The insanely difficult process of getting a MIDI controller to work with Lightroom
posted Thursday, October 31, 2013 at 12:44 PM EST
The appeal of attaching a MIDI controller to your computer and using it to play with Lightroom is obvious and rather wonderful. With so many of Lightroom's settings being controlled by sliders, a real world analogue slider would let you quickly change settings with a tactile interface. But unfortunately, it turns out that getting your computer — especially a Mac — to do it is much harder than you would think.

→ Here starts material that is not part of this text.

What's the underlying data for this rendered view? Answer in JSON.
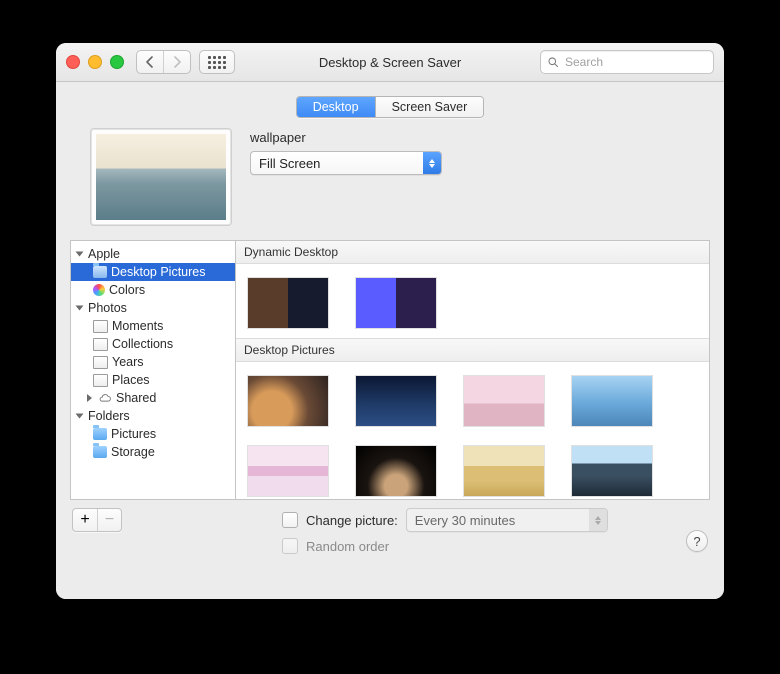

Over at FStoppers, Chris Knight has been attempting to use a MIDI controller with Lightroom 5 on his Mac. And while he's got it working, it's a massive kludge, but an extremely interesting one. See, while Windows users have a nifty application called Paddy (though it has problems of its own with Lightroom 5), the closest thing on the Mac is called Knobroom, and it's still only in beta. That means bugs, poor documentation, and hardware weirdness.
Knight had to install the software, and manually remap the MIDI inputs. The plugin has to be manually turned on each time either Lightroom, there's an error, a setting is changed, or the controller is powered down. Then the controller itself has to be set up in a very specific way to make it communicate properly with the computer, with the sliders all at specific points.
If you've ever spent hours fiddling with your computer and swearing at the screen while frantically googling for what's broken, you'll know exactly what that feels like.
By all accounts, it sounds like a mammoth pain to make work, and one that only functions when done precisely right. But it's still wonderful, and we applaud Chris Knight for making it happen. But until someone makes Knobroom work much, much better, we're probably going to stick with keyboard shortcuts.